Following a global grounding extending beyond a year, after test flights conducted in September, the European Aviation Safety Agency (EASA) is performing final document reviews ahead of a draft airworthiness directive it expects to issue next month, marking the safe return to service of the Boeing 737 MAX.
What has the EASA said?
Europe’s top aviation regulator has confirmed they are satisfied that changes to Boeing 737 MAX aircraft have made the plane safe enough to return to the region’s skies before 2020 is out, even though a further upgrade dubbed as necessary by the agency won’t be ready for up to two years.
After test flights conducted in September, EASA is performing final document reviews ahead of a draft airworthiness directive it expects to issue next month, said Patrick Ky, executive director of the European Union Aviation Safety Agency. This means the aircraft will receive recertification of airworthiness allowing airlines to resume operations.

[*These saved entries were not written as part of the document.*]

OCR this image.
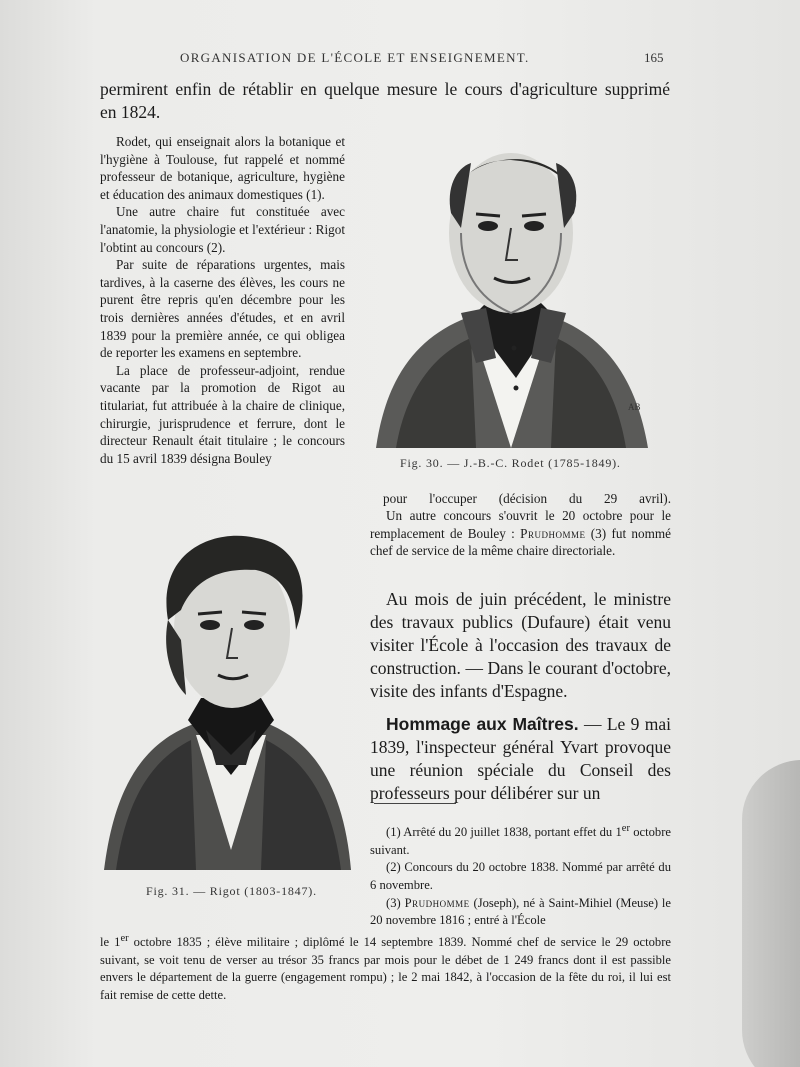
ORGANISATION DE L'ÉCOLE ET ENSEIGNEMENT.	165

permirent enfin de rétablir en quelque mesure le cours d'agriculture supprimé

en 1824.

Rodet, qui enseignait alors la botanique et l'hygiène à Toulouse, fut rappelé et nommé professeur de botanique, agriculture, hygiène et éducation des animaux domestiques (1).

Une autre chaire fut constituée avec l'anatomie, la physiologie et l'extérieur : Rigot l'obtint au concours (2).

Par suite de réparations urgentes, mais tardives, à la caserne des élèves, les cours ne purent être repris qu'en décembre pour les trois dernières années d'études, et en avril 1839 pour la première année, ce qui obligea de reporter les examens en septembre.

La place de professeur-adjoint, rendue vacante par la promotion de Rigot au titulariat, fut attribuée à la chaire de clinique, chirurgie, jurisprudence et ferrure, dont le directeur Renault était titulaire ; le concours du 15 avril 1839 désigna Bouley

pour l'occuper (décision du 29 avril).
AB
Fig. 30. — J.-B.-C. Rodet (1785-1849).

Un autre concours s'ouvrit le 20 octobre pour le remplacement de Bouley : Prudhomme (3) fut nommé chef de service de la même chaire directoriale.

Au mois de juin précédent, le ministre des travaux publics (Dufaure) était venu visiter l'École à l'occasion des travaux de construction. — Dans le courant d'octobre, visite des infants d'Espagne.

Hommage aux Maîtres. — Le 9 mai 1839, l'inspecteur général Yvart provoque une réunion spéciale du Conseil des professeurs pour délibérer sur un

Fig. 31. — Rigot (1803-1847).

(1) Arrêté du 20 juillet 1838, portant effet du 1er octobre suivant.

(2) Concours du 20 octobre 1838. Nommé par arrêté du 6 novembre.

(3) Prudhomme (Joseph), né à Saint-Mihiel (Meuse) le 20 novembre 1816 ; entré à l'École

le 1er octobre 1835 ; élève militaire ; diplômé le 14 septembre 1839. Nommé chef de service le 29 octobre suivant, se voit tenu de verser au trésor 35 francs par mois pour le débet de 1 249 francs dont il est passible envers le département de la guerre (engagement rompu) ; le 2 mai 1842, à l'occasion de la fête du roi, il lui est fait remise de cette dette.
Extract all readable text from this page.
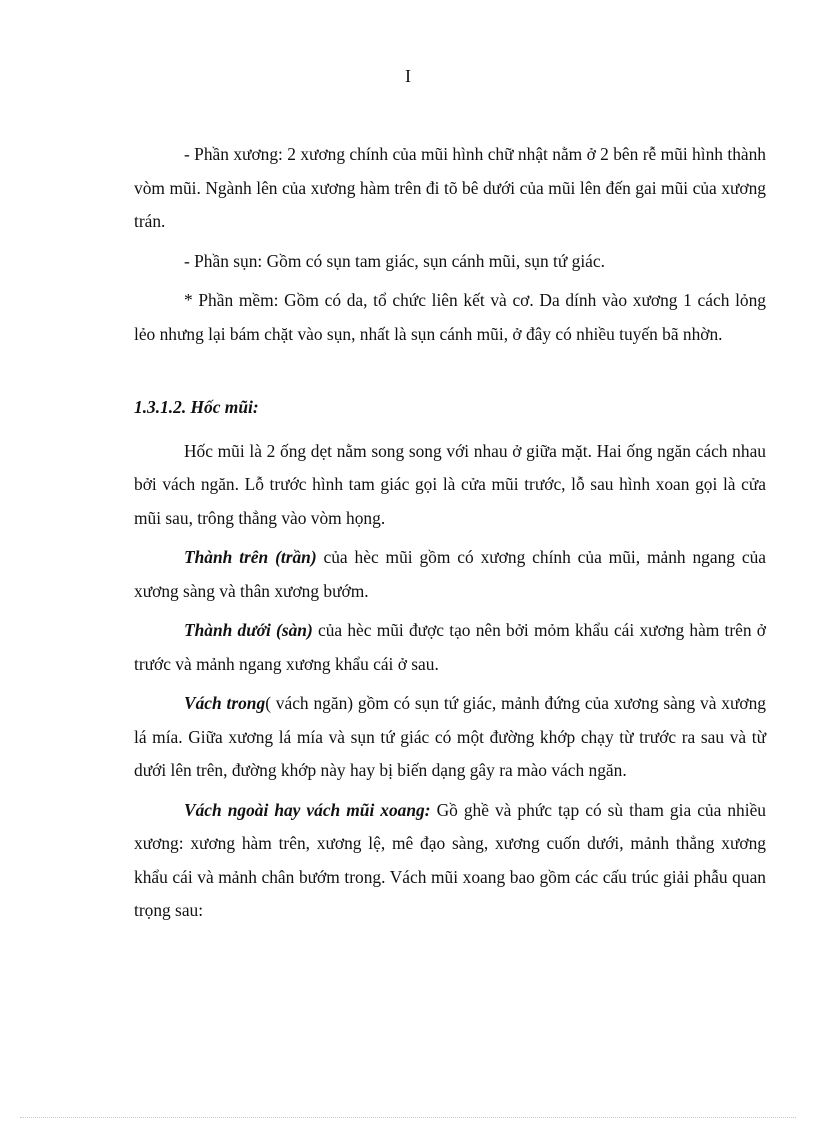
I

- Phần xương: 2 xương chính của mũi hình chữ nhật nằm ở 2 bên rễ mũi hình thành vòm mũi. Ngành lên của xương hàm trên đi tõ bê dưới của mũi lên đến gai mũi của xương trán.

- Phần sụn: Gồm có sụn tam giác, sụn cánh mũi, sụn tứ giác.

* Phần mềm: Gồm có da, tổ chức liên kết và cơ. Da dính vào xương 1 cách lỏng lẻo nhưng lại bám chặt vào sụn, nhất là sụn cánh mũi, ở đây có nhiều tuyến bã nhờn.

1.3.1.2. Hốc mũi:

Hốc mũi là 2 ống dẹt nằm song song với nhau ở giữa mặt. Hai ống ngăn cách nhau bởi vách ngăn. Lỗ trước hình tam giác gọi là cửa mũi trước, lỗ sau hình xoan gọi là cửa mũi sau, trông thẳng vào vòm họng.

Thành trên (trần) của hèc mũi gồm có xương chính của mũi, mảnh ngang của xương sàng và thân xương bướm.

Thành dưới (sàn) của hèc mũi được tạo nên bởi mỏm khẩu cái xương hàm trên ở trước và mảnh ngang xương khẩu cái ở sau.

Vách trong( vách ngăn) gồm có sụn tứ giác, mảnh đứng của xương sàng và xương lá mía. Giữa xương lá mía và sụn tứ giác có một đường khớp chạy từ trước ra sau và từ dưới lên trên, đường khớp này hay bị biến dạng gây ra mào vách ngăn.

Vách ngoài hay vách mũi xoang: Gồ ghề và phức tạp có sù tham gia của nhiều xương: xương hàm trên, xương lệ, mê đạo sàng, xương cuốn dưới, mảnh thẳng xương khẩu cái và mảnh chân bướm trong. Vách mũi xoang bao gồm các cấu trúc giải phẫu quan trọng sau:
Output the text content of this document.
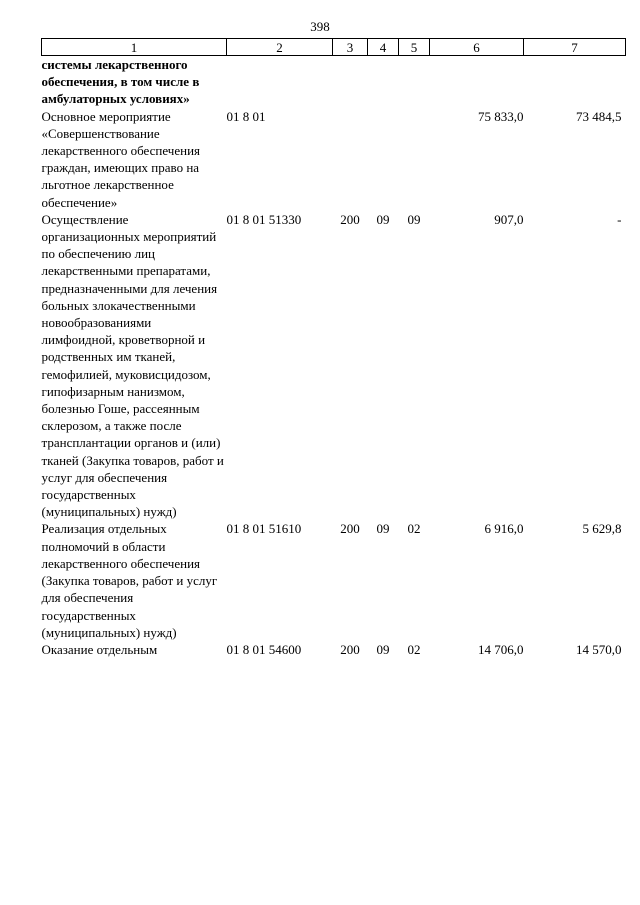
398
1	2	3	4	5	6	7
системы лекарственного обеспечения, в том числе в амбулаторных условиях»						
Основное мероприятие «Совершенствование лекарственного обеспечения граждан, имеющих право на льготное лекарственное обеспечение»	01 8 01				75 833,0	73 484,5
Осуществление организационных мероприятий по обеспечению лиц лекарственными препаратами, предназначенными для лечения больных злокачественными новообразованиями лимфоидной, кроветворной и родственных им тканей, гемофилией, муковисцидозом, гипофизарным нанизмом, болезнью Гоше, рассеянным склерозом, а также после трансплантации органов и (или) тканей (Закупка товаров, работ и услуг для обеспечения государственных (муниципальных) нужд)	01 8 01 51330	200	09	09	907,0	-
Реализация отдельных полномочий в области лекарственного обеспечения (Закупка товаров, работ и услуг для обеспечения государственных (муниципальных) нужд)	01 8 01 51610	200	09	02	6 916,0	5 629,8
Оказание отдельным	01 8 01 54600	200	09	02	14 706,0	14 570,0
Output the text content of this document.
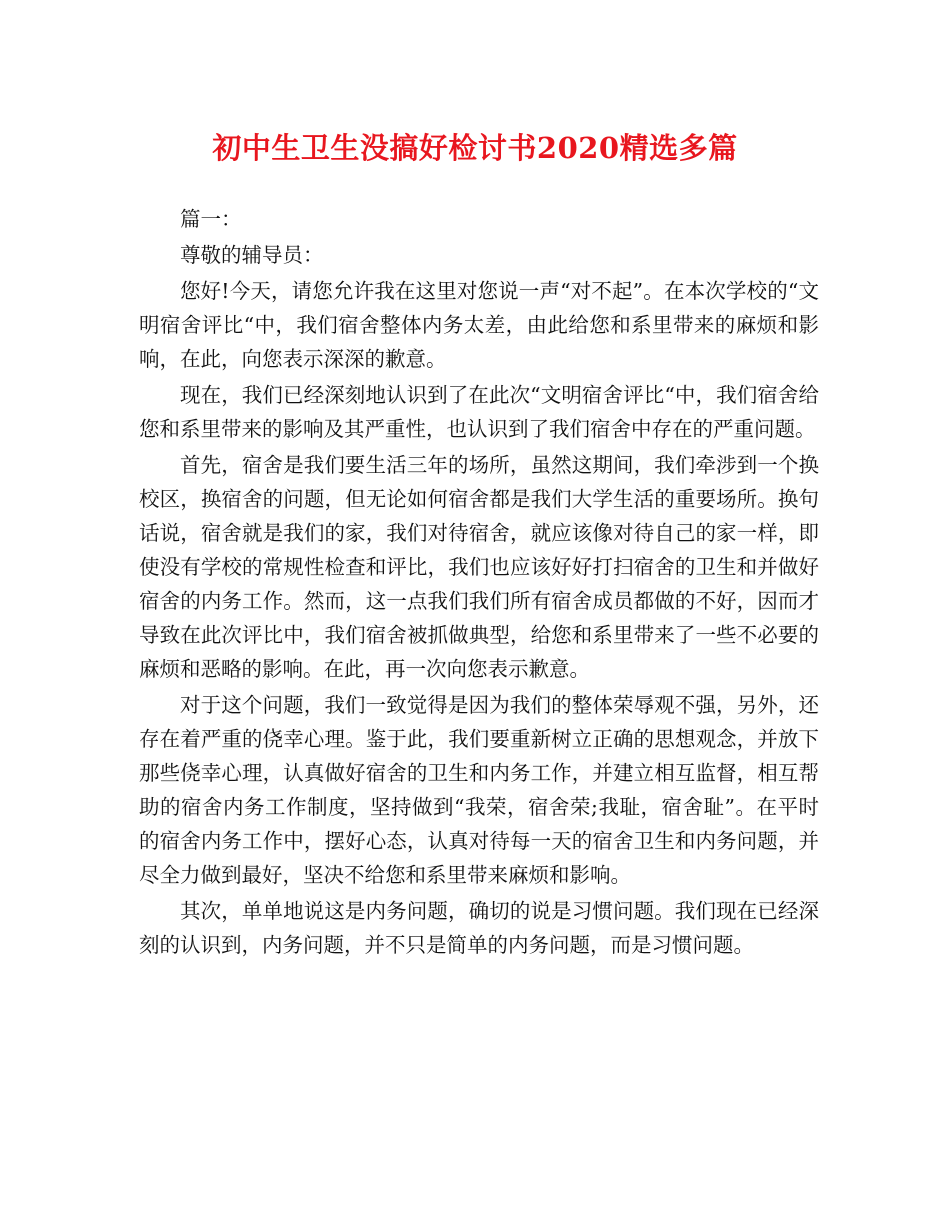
初中生卫生没搞好检讨书2020精选多篇

篇一：

尊敬的辅导员：

您好!今天，请您允许我在这里对您说一声“对不起”。在本次学校的“文明宿舍评比“中，我们宿舍整体内务太差，由此给您和系里带来的麻烦和影响，在此，向您表示深深的歉意。

现在，我们已经深刻地认识到了在此次“文明宿舍评比“中，我们宿舍给您和系里带来的影响及其严重性，也认识到了我们宿舍中存在的严重问题。

首先，宿舍是我们要生活三年的场所，虽然这期间，我们牵涉到一个换校区，换宿舍的问题，但无论如何宿舍都是我们大学生活的重要场所。换句话说，宿舍就是我们的家，我们对待宿舍，就应该像对待自己的家一样，即使没有学校的常规性检查和评比，我们也应该好好打扫宿舍的卫生和并做好宿舍的内务工作。然而，这一点我们我们所有宿舍成员都做的不好，因而才导致在此次评比中，我们宿舍被抓做典型，给您和系里带来了一些不必要的麻烦和恶略的影响。在此，再一次向您表示歉意。

对于这个问题，我们一致觉得是因为我们的整体荣辱观不强，另外，还存在着严重的侥幸心理。鉴于此，我们要重新树立正确的思想观念，并放下那些侥幸心理，认真做好宿舍的卫生和内务工作，并建立相互监督，相互帮助的宿舍内务工作制度，坚持做到“我荣，宿舍荣;我耻，宿舍耻”。在平时的宿舍内务工作中，摆好心态，认真对待每一天的宿舍卫生和内务问题，并尽全力做到最好，坚决不给您和系里带来麻烦和影响。

其次，单单地说这是内务问题，确切的说是习惯问题。我们现在已经深刻的认识到，内务问题，并不只是简单的内务问题，而是习惯问题。
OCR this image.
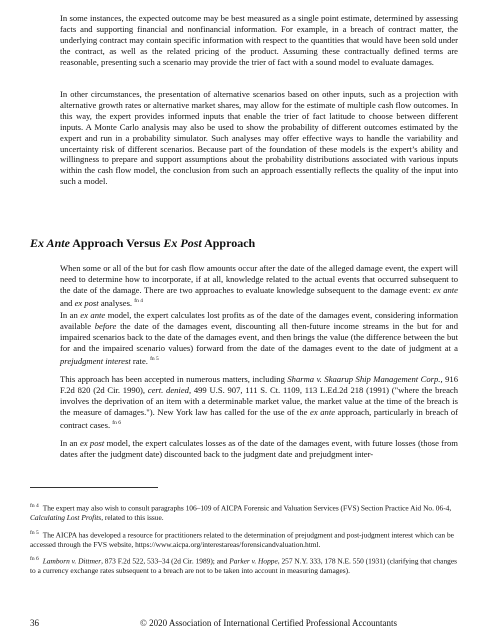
In some instances, the expected outcome may be best measured as a single point estimate, determined by assessing facts and supporting financial and nonfinancial information. For example, in a breach of contract matter, the underlying contract may contain specific information with respect to the quantities that would have been sold under the contract, as well as the related pricing of the product. Assuming these contractually defined terms are reasonable, presenting such a scenario may provide the trier of fact with a sound model to evaluate damages.

In other circumstances, the presentation of alternative scenarios based on other inputs, such as a projection with alternative growth rates or alternative market shares, may allow for the estimate of multiple cash flow outcomes. In this way, the expert provides informed inputs that enable the trier of fact latitude to choose between different inputs. A Monte Carlo analysis may also be used to show the probability of different outcomes estimated by the expert and run in a probability simulator. Such analyses may offer effective ways to handle the variability and uncertainty risk of different scenarios. Because part of the foundation of these models is the expert’s ability and willingness to prepare and support assumptions about the probability distributions associated with various inputs within the cash flow model, the conclusion from such an approach essentially reflects the quality of the input into such a model.

Ex Ante Approach Versus Ex Post Approach

When some or all of the but for cash flow amounts occur after the date of the alleged damage event, the expert will need to determine how to incorporate, if at all, knowledge related to the actual events that occurred subsequent to the date of the damage. There are two approaches to evaluate knowledge subsequent to the damage event: ex ante and ex post analyses. $^{fn 4}$

In an ex ante model, the expert calculates lost profits as of the date of the damages event, considering information available before the date of the damages event, discounting all then-future income streams in the but for and impaired scenarios back to the date of the damages event, and then brings the value (the difference between the but for and the impaired scenario values) forward from the date of the damages event to the date of judgment at a prejudgment interest rate. $^{fn 5}$

This approach has been accepted in numerous matters, including Sharma v. Skaarup Ship Management Corp., 916 F.2d 820 (2d Cir. 1990), cert. denied, 499 U.S. 907, 111 S. Ct. 1109, 113 L.Ed.2d 218 (1991) ("where the breach involves the deprivation of an item with a determinable market value, the market value at the time of the breach is the measure of damages."). New York law has called for the use of the ex ante approach, particularly in breach of contract cases. $^{fn 6}$

In an ex post model, the expert calculates losses as of the date of the damages event, with future losses (those from dates after the judgment date) discounted back to the judgment date and prejudgment inter-

$^{fn 4}$ The expert may also wish to consult paragraphs 106–109 of AICPA Forensic and Valuation Services (FVS) Section Practice Aid No. 06-4, Calculating Lost Profits, related to this issue.

$^{fn 5}$ The AICPA has developed a resource for practitioners related to the determination of prejudgment and post-judgment interest which can be accessed through the FVS website, https://www.aicpa.org/interestareas/forensicandvaluation.html.

$^{fn 6}$ Lamborn v. Dittmer, 873 F.2d 522, 533–34 (2d Cir. 1989); and Parker v. Hoppe, 257 N.Y. 333, 178 N.E. 550 (1931) (clarifying that changes to a currency exchange rates subsequent to a breach are not to be taken into account in measuring damages).

36	© 2020 Association of International Certified Professional Accountants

Following the draft directive will be four weeks of public comment. The solution is a synthetic sensor that would simplify the job of pilots when one or both of the mechanical angle-of-attack sensors on the MAX fails. The device, which monitors whether a plane is pointed up or down relative to the oncoming air, malfunctioned in both crashes — the first off the coast of Indonesia in October 2018 and the second one, five months later, in Ethiopia.
“Our analysis is showing that this is safe, and the level of safety reached is high enough for us. What we discussed with Boeing is the fact that with the third sensor, we could reach even higher safety levels.”